Commercially operated casinos in Clark and Thunderbird were responsible for the remaining $200 million.
No Sure Bet
Domingo’s grand GGR forecast is engulfed in a host of potential factors that could prevent its realization.
Most specifically is the COVID-19 pandemic. Though the major casinos in Entertainment City have remained open, the World Health Organization reports that the Philippines is home to 52 confirmed casinos, two of which resulted in death.
The number of confirmed COVID-19 patients in the Philippines is rising and President Rodrigo Duterte already declared a state of public health emergency because of this,” Domingo said of PAGCOR’s $39 million donation.
She added, “We want to help the concerned agencies in the fight against and containment of this deadly disease.”
Virus Good for Some Business
POGO operations continue to increase their revenues. Though the Philippines casino regulator has put a cap on licenses, the 60 active online gaming permit holders could capitalize on widespread travel restrictions in Asia.
POGOs largely target Chinese nationals.

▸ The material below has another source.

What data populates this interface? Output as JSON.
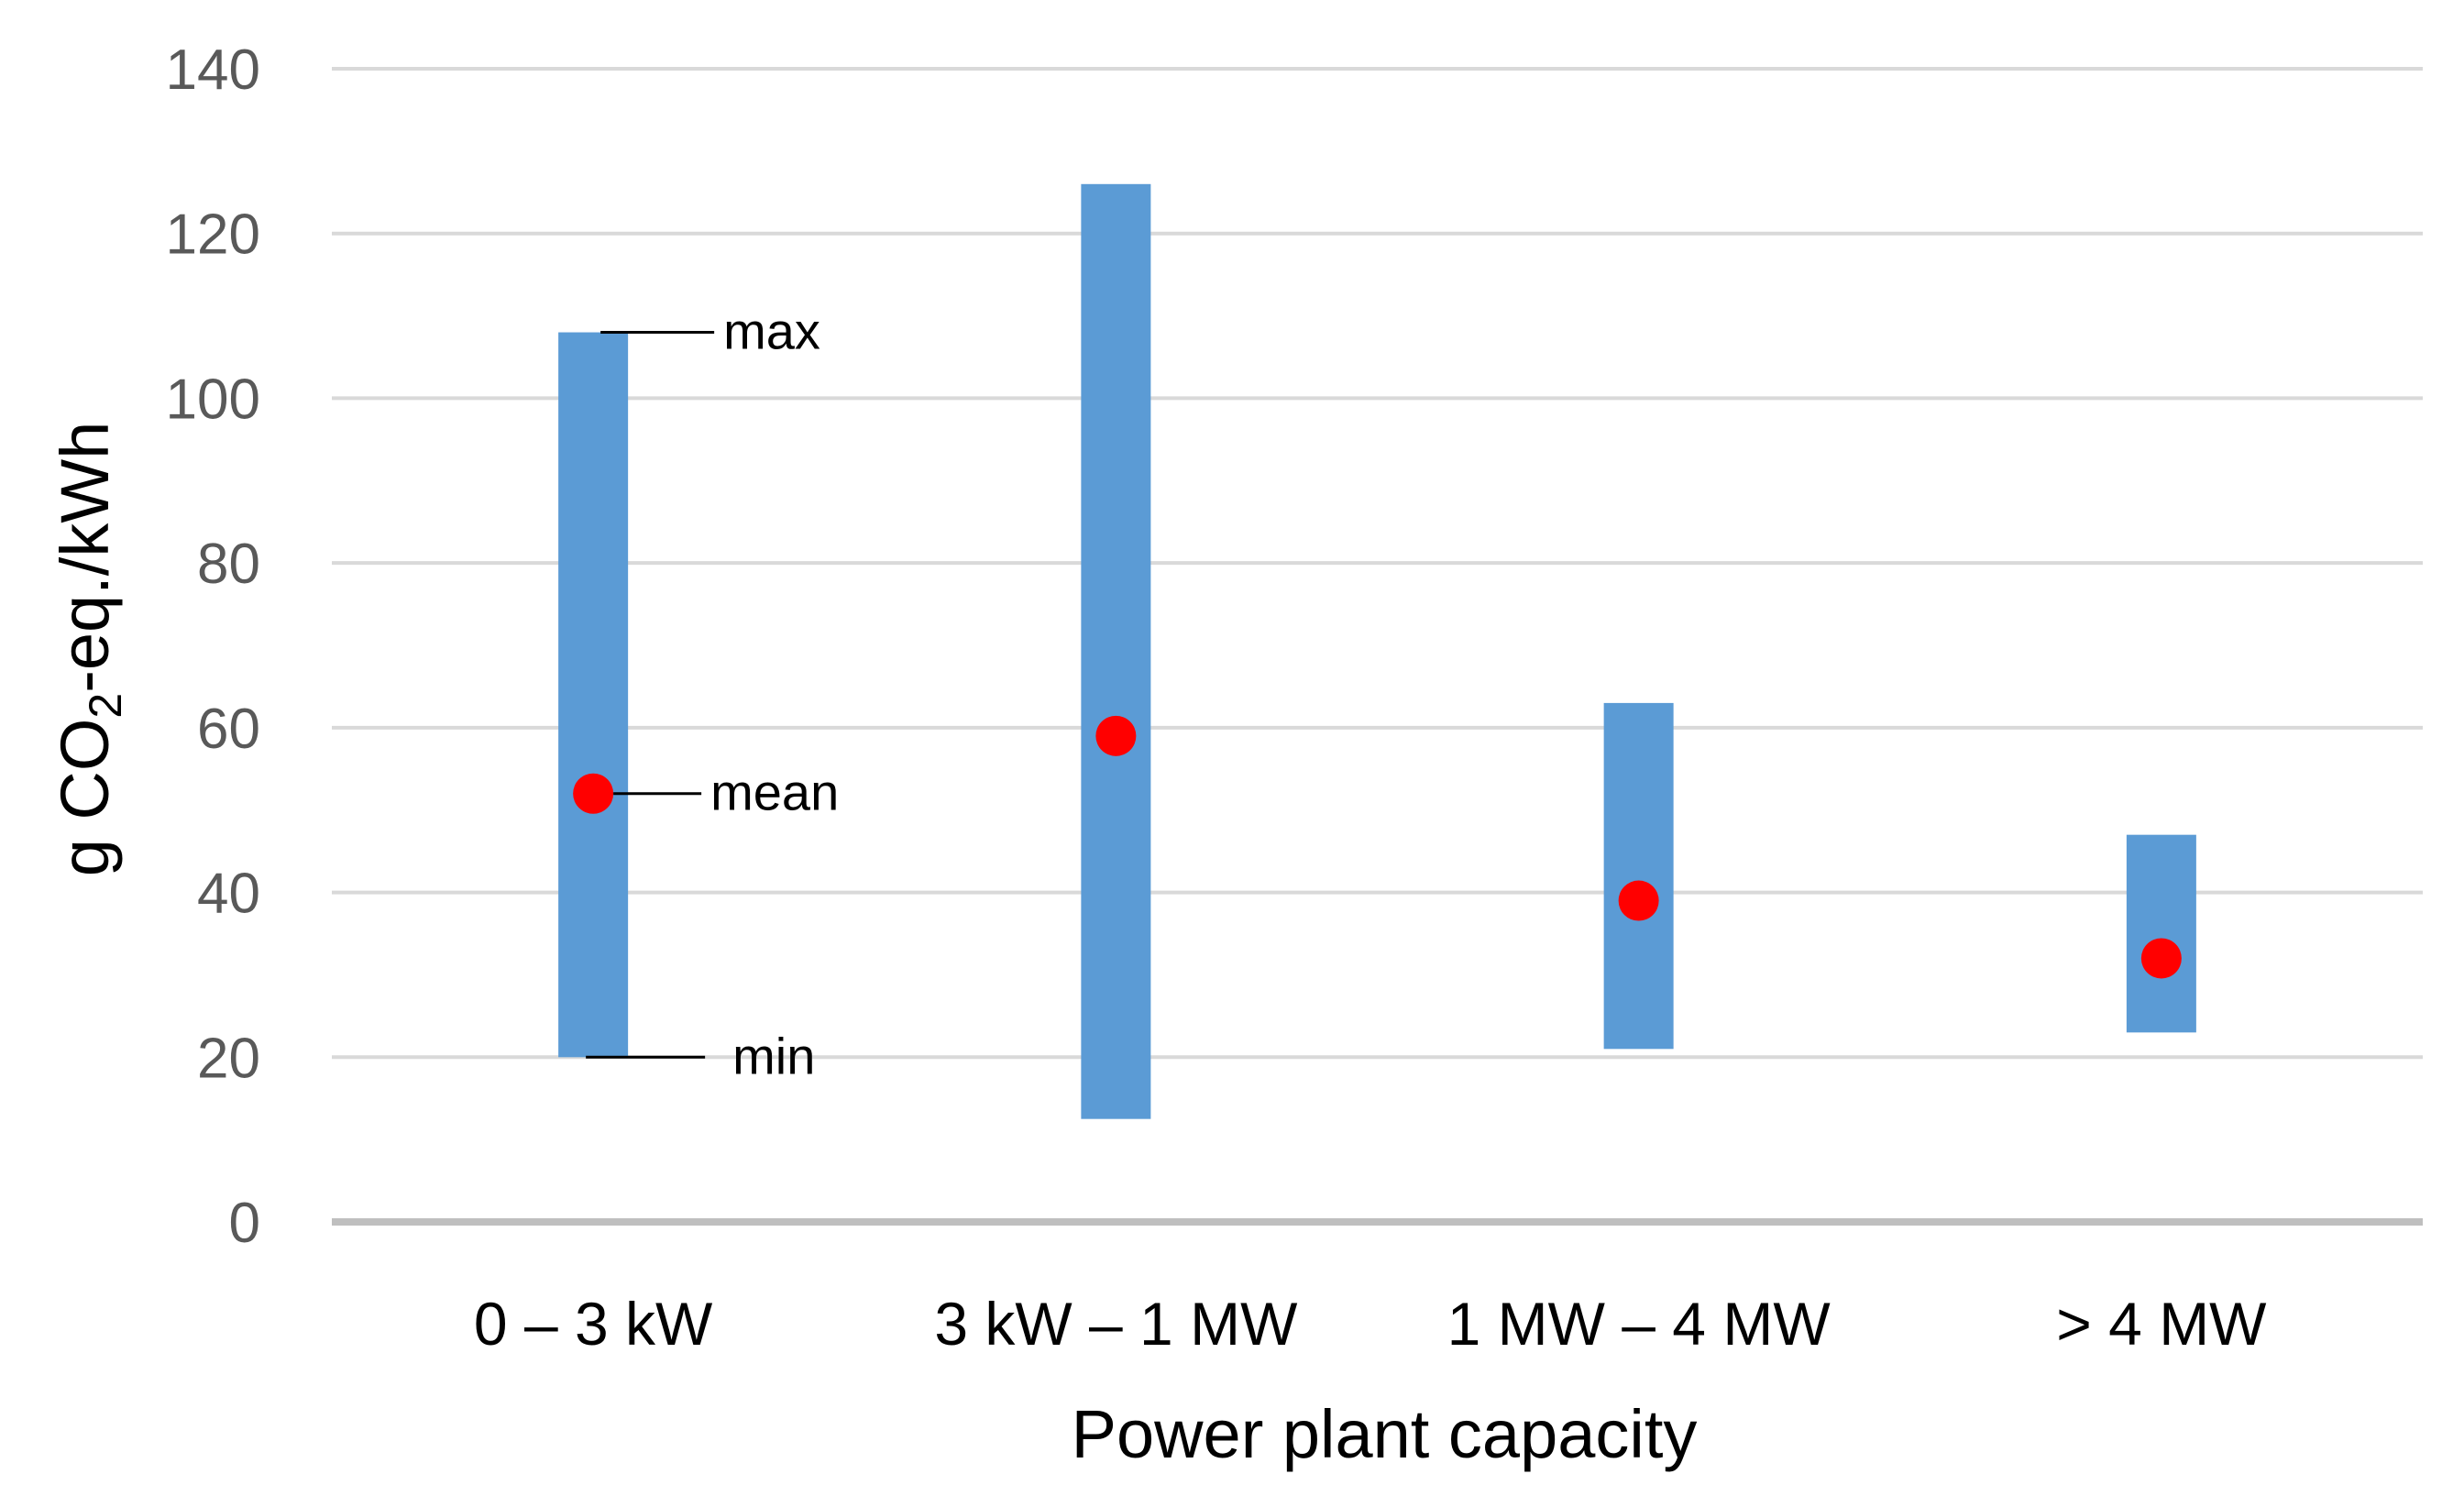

Gambling is illegal in the People’s Republic, the two exceptions being the state-run lottery and its Special Administrative Region of Macau.
China is essentially on lockdown. There are 81,000 coronavirus cases in the country, and the disease is responsible for 3,180 deaths there.
Because Entertainment City caters to Chinese citizens, their inability to travel may prompt them to take their gaming money online.
“In the Philippines, it’s a regulated online market and there is a fair amount of volume throughout Asia going through those Philippine servers,” activist investor Jason Ader told Casino.org recently. “Since the coronavirus, travel has been constrained in Macau and throughout the region, and there’s been a significant surge in online play on those servers.”
Ader’s SpringOwl Asset Management has a $100 million position in UK gaming software giant Playtech.
POGOs have been much scrutinized because of allegations that hundreds of thousands of illegal immigrants from China are working the internet casino hubs. PAGCOR said this week that just one in four POGO workers are Filipino.